Para sarjana Muslim pada masa awal, seperti Al Bukhari dan Muslim, berbeda dengan orang-orang kebanyakan, mereka adalah orang-orang yang sangat terdidik dan cerdas. Pendeknya, mereka itu adalah orang-orang jenius pada masa mereka hidup. Betapa lucunya sebagian orang Muslim pada masa kini, dengan pengetahuan dan pendidikan yang patut dipertanyakan, berani-beraninya meniadakan hasil karya para sarjana itu dan menganggapnya sebagai kesalahan, hanya karena mereka melihat hasil karya mereka tidak sesuai dengan opini-opini mereka yang bias.

 

Seotentik apakah Quran itu?

Q.2:106. Ayat mana saja yang Kami nasakhkan, atau Kami jadikan (manusia) lupa kepadanya, Kami datangkan yang lebih baik daripadanya atau yang sebanding dengannya. Tidakkah kamu mengetahui bahwa sesungguhnya Allah Maha Kuasa atas segala sesuatu?

Ayat di atas adalah sebuah jawaban singkat bagi mereka yang mengklaim bahwa Quran adalah kitab yang dipelihara oleh Allah. Ayat ini adalah sebuah pengakuan bahwa Quran berisi kontradiksi (Muslim menyebutnya ayat-ayat yang dibatalkan), dan juga ayat-ayat yang sepenuhnya telah dilupakan! Tetapi jangan khawatir, Allah sanggup membawa ayat-ayat yang mirip bahkan yang lebih baik!

Berbeda dengan hadis, pengumpulan Quran bermotivasi politik tanpa adanya metodologi atau standard pengecekan yang tinggi sebagaimana yang menjadi karakteristik dari pengumpulan hadis. Kelemahan dari Quran terletak pada fakta bahwa apabila ada satu saja kesalahan, katakanlah sebuah kata atau huruf yang salah penempatan, maka ini merupakan sebuah bukti yang sangat kuat untuk mengatakan bahwa seluruh kitab itu adalah sebuah kebohongan.

Dalam Islam adalah penting untuk meyakini bahwa Quran merupakan perkataan-perkataan yang dijaga langsung oleh Allah. Karena itu, ia mempunyai otentisitas yang tidak lagi bisa dipertanyakan. Sesungguhnya orang-orang Muslim tidak boleh mempertanyakan otentisitas Quran, dan inilah yang menjadi permasalahan mereka. Orang Muslim percaya bahwa alasan dari eksistensi Islam adalah karena kitab-kitab sebelumnya telah dipalsukan. Dengan kata lain, orang Muslim percaya bahwa Allah telah mewahyukan Quran dengan determinasi untuk menjaganya tetap sempurna.
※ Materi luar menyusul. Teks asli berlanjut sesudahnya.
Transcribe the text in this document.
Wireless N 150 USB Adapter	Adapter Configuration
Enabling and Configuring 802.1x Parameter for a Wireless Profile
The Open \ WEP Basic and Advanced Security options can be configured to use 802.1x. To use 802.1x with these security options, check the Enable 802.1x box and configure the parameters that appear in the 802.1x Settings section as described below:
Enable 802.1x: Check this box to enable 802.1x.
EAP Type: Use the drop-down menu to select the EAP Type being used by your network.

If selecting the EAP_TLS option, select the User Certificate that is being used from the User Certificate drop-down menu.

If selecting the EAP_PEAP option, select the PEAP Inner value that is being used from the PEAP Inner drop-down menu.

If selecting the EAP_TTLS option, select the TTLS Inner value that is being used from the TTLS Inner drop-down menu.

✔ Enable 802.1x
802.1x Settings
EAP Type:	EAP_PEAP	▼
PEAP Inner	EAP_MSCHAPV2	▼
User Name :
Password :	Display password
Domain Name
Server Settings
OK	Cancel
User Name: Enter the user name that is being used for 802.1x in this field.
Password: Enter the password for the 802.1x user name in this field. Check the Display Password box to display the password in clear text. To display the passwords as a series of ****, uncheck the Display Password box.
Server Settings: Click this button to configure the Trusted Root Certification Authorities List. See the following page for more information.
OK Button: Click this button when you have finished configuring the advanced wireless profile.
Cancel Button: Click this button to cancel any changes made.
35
Dengan hal itu dalam pikiran, seseorang akan berharap bahwa Allah akan menggunakan ukuran yang tidak biasa untuk menjaga apa yang dianggap sebagai dokumen paling penting bagi umat manusia. Tetapi ternyata Ia tidak melakukannya! Sebagai kontras, ada banyak sekali situasi dan kondisi yang tercipta yang menyebabkan Quran menjadi hilang, dan inilah yang sebenarnya terjadi.
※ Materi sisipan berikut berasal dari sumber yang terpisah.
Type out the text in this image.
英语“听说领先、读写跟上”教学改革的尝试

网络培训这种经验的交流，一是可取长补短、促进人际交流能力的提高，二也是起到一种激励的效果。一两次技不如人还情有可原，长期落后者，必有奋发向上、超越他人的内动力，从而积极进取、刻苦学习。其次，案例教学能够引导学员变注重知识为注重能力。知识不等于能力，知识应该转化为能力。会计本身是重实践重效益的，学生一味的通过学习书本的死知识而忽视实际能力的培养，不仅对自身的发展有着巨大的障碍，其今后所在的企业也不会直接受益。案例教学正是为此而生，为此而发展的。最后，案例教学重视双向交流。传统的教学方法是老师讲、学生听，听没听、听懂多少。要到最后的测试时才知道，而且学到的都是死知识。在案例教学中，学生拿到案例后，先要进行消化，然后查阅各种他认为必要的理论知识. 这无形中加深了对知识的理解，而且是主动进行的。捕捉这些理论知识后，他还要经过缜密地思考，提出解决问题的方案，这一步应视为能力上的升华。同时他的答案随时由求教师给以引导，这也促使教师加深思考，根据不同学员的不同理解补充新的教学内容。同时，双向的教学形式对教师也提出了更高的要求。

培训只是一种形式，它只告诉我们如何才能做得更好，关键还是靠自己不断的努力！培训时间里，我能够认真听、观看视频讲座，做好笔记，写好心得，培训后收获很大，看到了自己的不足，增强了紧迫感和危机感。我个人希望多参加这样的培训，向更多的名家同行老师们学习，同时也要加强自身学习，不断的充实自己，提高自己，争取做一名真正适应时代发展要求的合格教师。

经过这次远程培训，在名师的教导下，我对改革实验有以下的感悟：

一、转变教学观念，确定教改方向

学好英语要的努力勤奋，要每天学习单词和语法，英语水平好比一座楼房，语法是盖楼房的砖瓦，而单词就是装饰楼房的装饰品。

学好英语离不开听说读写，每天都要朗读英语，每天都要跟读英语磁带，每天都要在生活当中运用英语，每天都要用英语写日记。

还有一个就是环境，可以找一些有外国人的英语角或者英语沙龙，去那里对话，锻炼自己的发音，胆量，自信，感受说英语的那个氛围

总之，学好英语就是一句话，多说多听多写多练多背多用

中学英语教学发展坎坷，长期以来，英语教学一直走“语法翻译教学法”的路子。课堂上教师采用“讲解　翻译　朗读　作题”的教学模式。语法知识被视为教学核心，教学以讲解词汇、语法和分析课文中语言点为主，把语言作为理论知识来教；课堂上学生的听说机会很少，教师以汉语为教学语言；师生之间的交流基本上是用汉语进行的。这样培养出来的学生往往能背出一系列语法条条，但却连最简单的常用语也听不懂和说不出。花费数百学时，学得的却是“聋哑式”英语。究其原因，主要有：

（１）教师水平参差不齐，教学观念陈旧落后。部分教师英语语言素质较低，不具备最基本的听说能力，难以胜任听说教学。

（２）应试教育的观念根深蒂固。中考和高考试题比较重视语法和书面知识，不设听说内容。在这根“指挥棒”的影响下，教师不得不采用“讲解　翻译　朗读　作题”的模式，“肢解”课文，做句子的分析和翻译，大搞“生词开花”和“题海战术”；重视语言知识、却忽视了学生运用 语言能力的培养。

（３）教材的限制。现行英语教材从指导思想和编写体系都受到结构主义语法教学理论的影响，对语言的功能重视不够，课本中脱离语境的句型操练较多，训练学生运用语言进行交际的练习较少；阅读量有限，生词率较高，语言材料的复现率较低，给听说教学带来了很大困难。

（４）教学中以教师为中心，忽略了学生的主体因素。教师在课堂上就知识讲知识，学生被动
1)        Quran diwahyukan kepada Muhammad yang, sebagaimana dipercaya oleh orang Muslim, seorang yang buta huruf dan karena itu ia tidak sanggup memverifikasi akurasi dari tulisan-tulisan yang dituliskan baginya oleh sejumlah relawan. Mempercayai Muhammad dengan Quran sama halnya seperti mempercayai seorang yang buta huruf untuk mengedit sebuah surat kabar. Dengan sebuah dokumen yang sama pentingnya seperti Quran, tidaklah cukup untuk berasumsi bahwa para penulis adalah orang-orang yang jujur dan patut dipercayai, khususnya salah seorang dari mereka yaitu Abdulla Ibn Abi Al Sarh, yang mengakui bahwa ia secara regular membuat perubahan-perubahan pada teks-teks Quran tanpa Muhammad mengetahui atau memperhatikannya!
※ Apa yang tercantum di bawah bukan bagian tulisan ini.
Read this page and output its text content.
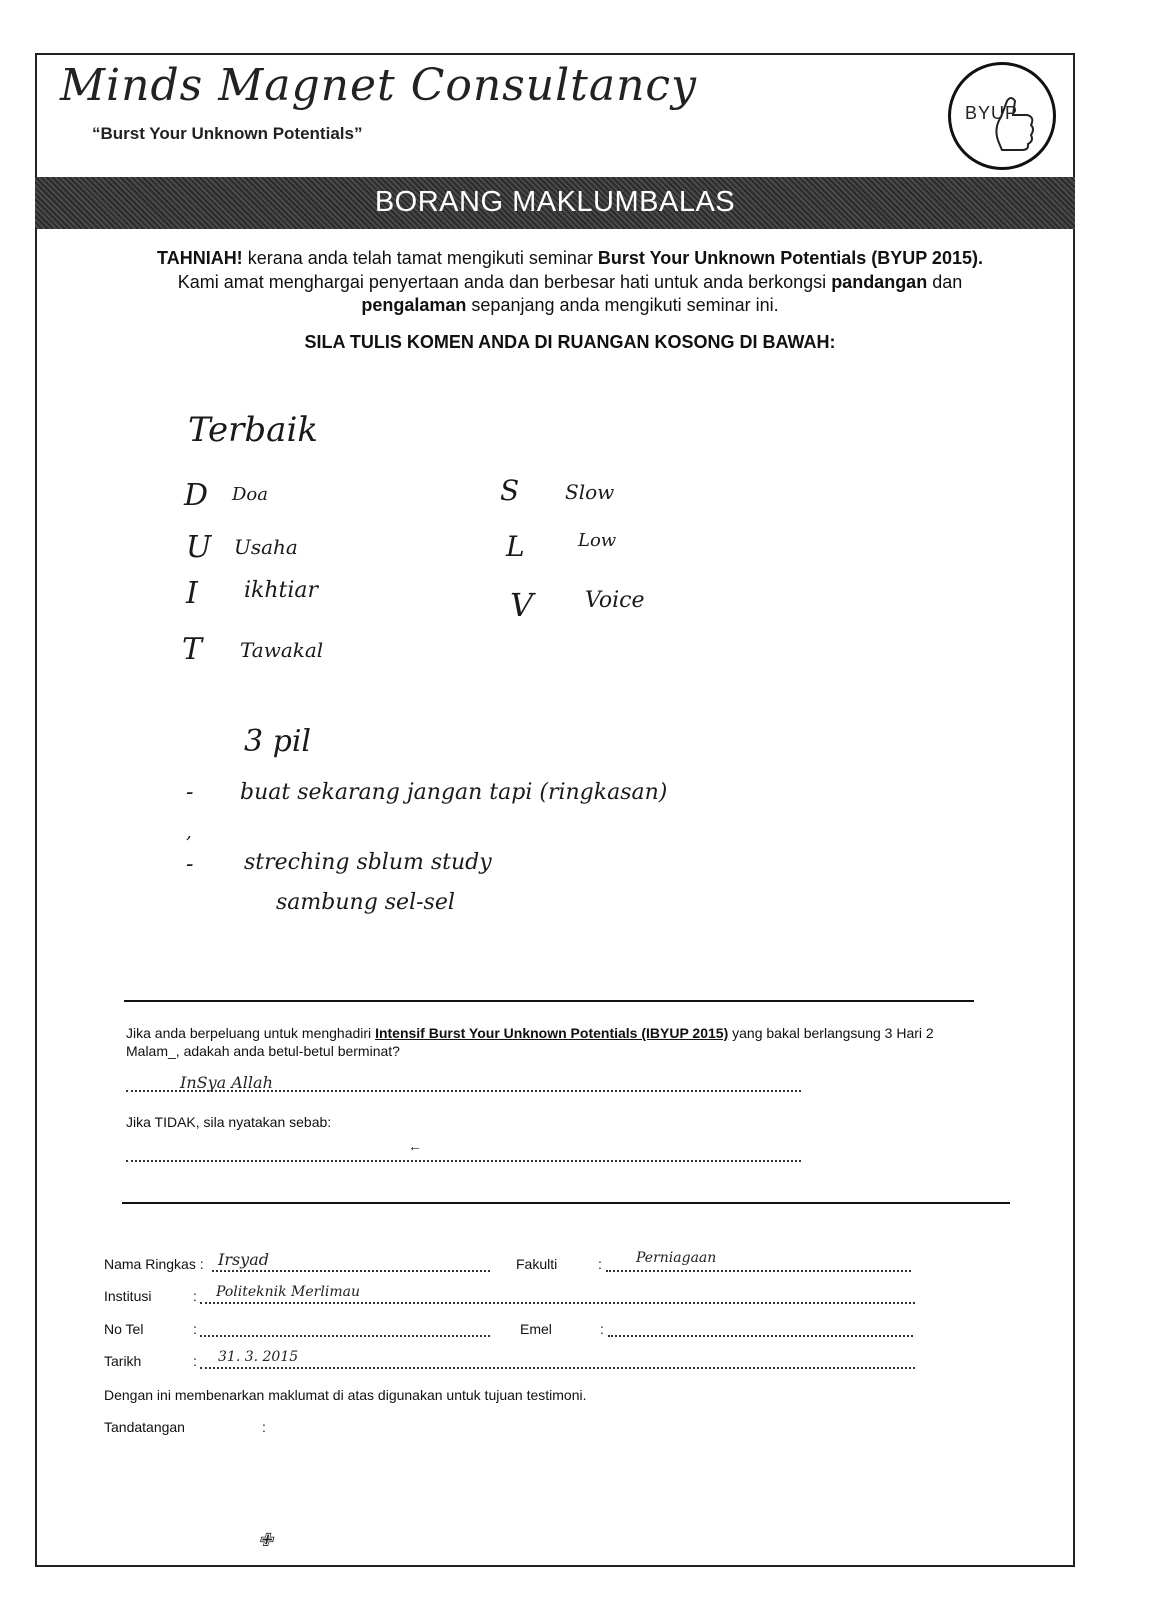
Minds Magnet Consultancy
“Burst Your Unknown Potentials”
BYUP
BORANG MAKLUMBALAS
TAHNIAH! kerana anda telah tamat mengikuti seminar Burst Your Unknown Potentials (BYUP 2015).
Kami amat menghargai penyertaan anda dan berbesar hati untuk anda berkongsi pandangan dan
pengalaman sepanjang anda mengikuti seminar ini.
SILA TULIS KOMEN ANDA DI RUANGAN KOSONG DI BAWAH:
Terbaik
D Doa
U Usaha
I ikhtiar
T Tawakal
S Slow
L	Low
V Voice
3 pil
- buat sekarang jangan tapi (ringkasan)
,
- streching sblum study
sambung sel-sel
Jika anda berpeluang untuk menghadiri Intensif Burst Your Unknown Potentials (IBYUP 2015) yang bakal berlangsung 3 Hari 2
Malam_, adakah anda betul-betul berminat?
InSya Allah
Jika TIDAK, sila nyatakan sebab:
←
Nama Ringkas : Irsyad	Fakulti	: Perniagaan
Institusi	: Politeknik Merlimau
No Tel	:	Emel	:
Tarikh	: 31. 3. 2015
Dengan ini membenarkan maklumat di atas digunakan untuk tujuan testimoni.
Tandatangan	:
✙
2)        Meskipun orang-orang Muslim mengklaim bahwa Quran secara lengkap telah ditulis pada masa Muhammad masih hidup, tetapi tidak ada bukti untuk mendukung klaim tersebut. Adalah logis untuk mempercayai bahwa Quran belum ditulis dalam 13 tahun pertama Islam ketika Muhammad masih tinggal di Mekkah, karena ia sama sekali belum mempunyai sarana untuk melakukannya. Orang akan menganggap bahwa menuliskan Quran adalah prioritas pertama Muhammad setelah ia mengambil alih kekuasaan di Medina, tetapi ia terlalu sibuk dengan urusan perang untuk memikirkan hal itu.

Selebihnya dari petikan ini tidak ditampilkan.